Había una nota de sorpresa en su voz. Lógico, ella estaba muy lejos de las Bermudas, y la mayoría de los turistas iban a Inglaterra a ver Londres, no un pueblecito del Peak District.
–Visito a una amiga. He llegado esta mañana –Joan le sostuvo la mirada y contuvo la respiración.
–Entonces tal vez puedas llamarla para que te ayude.
No había nada en su voz que explicara el repentino cosquilleo de su piel, pero lo sintió igualmente.
–No puedo. Está ocupada.
Cassie se casaba en menos de veinticuatro horas. De ninguna manera iba a arrastrarla hasta allí.
–Ya veo –contestó él sin apartar los ojos de su cara–. Qué pena. Tu coche no saldrá solo de la zanja.
Sin previo aviso, él se dirigió hacia su coche. Ella lo siguió con la mirada y, soltándose el cinturón, salió del coche y lo siguió. El pulso le temblaba en la garganta por la conmoción y la incredulidad, y algo más que no lograba identificar. Se sentía desnuda, expuesta, caliente y hambrienta.
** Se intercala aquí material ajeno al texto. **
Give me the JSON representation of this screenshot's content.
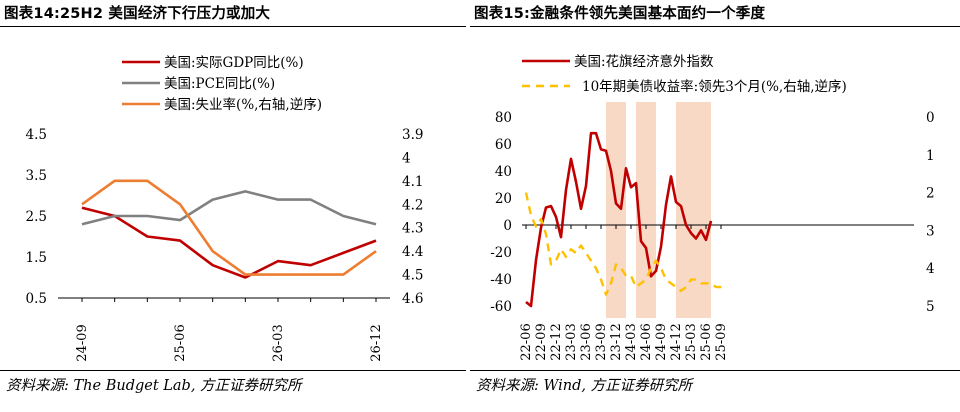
{
  "left": {
    "title": "图表14:25H2 美国经济下行压力或加大",
    "source": "资料来源: The Budget Lab, 方正证券研究所",
    "chart_data": {
      "type": "line",
      "x": [
        "24-09",
        "24-12",
        "25-03",
        "25-06",
        "25-09",
        "25-12",
        "26-03",
        "26-06",
        "26-09",
        "26-12"
      ],
      "x_tick_labels": [
        "24-09",
        "25-06",
        "26-03",
        "26-12"
      ],
      "ylim_left": [
        0.5,
        4.5
      ],
      "yticks_left": [
        "0.5",
        "1.5",
        "2.5",
        "3.5",
        "4.5"
      ],
      "ylim_right": [
        3.9,
        4.6
      ],
      "yticks_right": [
        "3.9",
        "4",
        "4.1",
        "4.2",
        "4.3",
        "4.4",
        "4.5",
        "4.6"
      ],
      "right_axis_inverted": true,
      "series": [
        {
          "name": "美国:实际GDP同比(%)",
          "axis": "left",
          "color": "#c00000",
          "values": [
            2.7,
            2.5,
            2.0,
            1.9,
            1.3,
            1.0,
            1.4,
            1.3,
            1.6,
            1.9
          ]
        },
        {
          "name": "美国:PCE同比(%)",
          "axis": "left",
          "color": "#808080",
          "values": [
            2.3,
            2.5,
            2.5,
            2.4,
            2.9,
            3.1,
            2.9,
            2.9,
            2.5,
            2.3
          ]
        },
        {
          "name": "美国:失业率(%,右轴,逆序)",
          "axis": "right",
          "color": "#ed7d31",
          "values": [
            4.2,
            4.1,
            4.1,
            4.2,
            4.4,
            4.5,
            4.5,
            4.5,
            4.5,
            4.4
          ]
        }
      ],
      "legend": "top-left",
      "grid": false
    }
  },
  "right": {
    "title": "图表15:金融条件领先美国基本面约一个季度",
    "source": "资料来源: Wind, 方正证券研究所",
    "chart_data": {
      "type": "line",
      "x_tick_labels": [
        "22-06",
        "22-09",
        "22-12",
        "23-03",
        "23-06",
        "23-09",
        "23-12",
        "24-03",
        "24-06",
        "24-09",
        "24-12",
        "25-03",
        "25-06",
        "25-09"
      ],
      "ylim_left": [
        -60,
        80
      ],
      "yticks_left": [
        "-60",
        "-40",
        "-20",
        "0",
        "20",
        "40",
        "60",
        "80"
      ],
      "ylim_right": [
        0,
        5
      ],
      "yticks_right": [
        "0",
        "1",
        "2",
        "3",
        "4",
        "5"
      ],
      "right_axis_inverted": true,
      "shaded_periods": [
        [
          "23-10",
          "24-02"
        ],
        [
          "24-04",
          "24-08"
        ],
        [
          "24-12",
          "25-07"
        ]
      ],
      "shade_color": "#f8d9c6",
      "series": [
        {
          "name": "美国:花旗经济意外指数",
          "axis": "left",
          "color": "#c00000",
          "dates": [
            "22-06",
            "22-07",
            "22-08",
            "22-09",
            "22-10",
            "22-11",
            "22-12",
            "23-01",
            "23-02",
            "23-03",
            "23-04",
            "23-05",
            "23-06",
            "23-07",
            "23-08",
            "23-09",
            "23-10",
            "23-11",
            "23-12",
            "24-01",
            "24-02",
            "24-03",
            "24-04",
            "24-05",
            "24-06",
            "24-07",
            "24-08",
            "24-09",
            "24-10",
            "24-11",
            "24-12",
            "25-01",
            "25-02",
            "25-03",
            "25-04",
            "25-05",
            "25-06",
            "25-07"
          ],
          "values": [
            -57,
            -60,
            -26,
            -2,
            13,
            14,
            6,
            -9,
            26,
            49,
            32,
            12,
            29,
            68,
            68,
            56,
            55,
            40,
            16,
            12,
            42,
            28,
            31,
            -12,
            -17,
            -38,
            -34,
            -16,
            15,
            36,
            17,
            14,
            0,
            -6,
            -10,
            -4,
            -11,
            3
          ]
        },
        {
          "name": "10年期美债收益率:领先3个月(%,右轴,逆序)",
          "axis": "right",
          "color": "#ffc000",
          "dashed": true,
          "dates": [
            "22-06",
            "22-07",
            "22-08",
            "22-09",
            "22-10",
            "22-11",
            "22-12",
            "23-01",
            "23-02",
            "23-03",
            "23-04",
            "23-05",
            "23-06",
            "23-07",
            "23-08",
            "23-09",
            "23-10",
            "23-11",
            "23-12",
            "24-01",
            "24-02",
            "24-03",
            "24-04",
            "24-05",
            "24-06",
            "24-07",
            "24-08",
            "24-09",
            "24-10",
            "24-11",
            "24-12",
            "25-01",
            "25-02",
            "25-03",
            "25-04",
            "25-05",
            "25-06",
            "25-07",
            "25-08",
            "25-09",
            "25-10"
          ],
          "values": [
            2.0,
            2.6,
            2.9,
            2.7,
            3.1,
            3.9,
            3.8,
            3.5,
            3.7,
            3.5,
            3.6,
            3.4,
            3.6,
            3.8,
            4.0,
            4.3,
            4.7,
            4.4,
            3.9,
            4.0,
            4.2,
            4.2,
            4.5,
            4.4,
            4.3,
            4.0,
            3.8,
            4.0,
            4.3,
            4.4,
            4.5,
            4.6,
            4.5,
            4.3,
            4.3,
            4.4,
            4.4,
            4.4,
            4.5,
            4.5,
            4.5
          ]
        }
      ],
      "legend": "top-left",
      "grid": false
    }
  }
}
–¿Ya está? ¿Vas a marcharte? –preguntó, concentrando su pánico y su rabia en la ancha espalda.
Él se giró y se produjo un momento tenso y eléctrico cuando clavó su mirada en el rostro de ella.
–Tentador, pero no –susurró él, mirándola fijamente, la boca ligeramente curvada–. No lo haré –señaló con el llavero la parte trasera del enorme coche negro parado en medio de la carretera. Abrió el maletero y sacó dos triángulos reflectantes–. Los coches que suban por la colina verán las luces de emergencia, pero los que tomen la curva no las verán hasta que sea demasiado tarde.
Eso tenía sentido. A diferencia del calor en su interior, pensó ella. Él provocaba esa sensación. Ese extraño la estaba haciendo sentir así. Pero no sabía cómo ni por qué.
Frunció el ceño y se volvió hacia el coche para comprobar si había sufrido daños. Aparte de estar cubierto de barro, no parecía, lo cual era un alivio. Al girarse, vio que él volvía por la carretera y que hablaba con alguien por teléfono. Cuando se detuvo frente a ella, colgó.
–He pedido que alguien venga y resuelva esto.
Así que la estaba ayudando. Joan frunció el ceño, sorprendida y un poco avergonzada por haberlo juzgado mal. Pero, en realidad, ¿qué había que juzgar? Lo poco que él revelaba resultaba difícil de leer. Su voz era fría y desapasionada, pero el azul de su mirada parecía atravesarla.
–No tenías por qué hacerlo. Eres muy amable… gracias –sin dejar de fruncir el ceño, rebuscó en el bolsillo de la chaqueta–. ¿Cuánto cuesta la grúa? Tengo algo suelto, o puedo enviarte el dinero.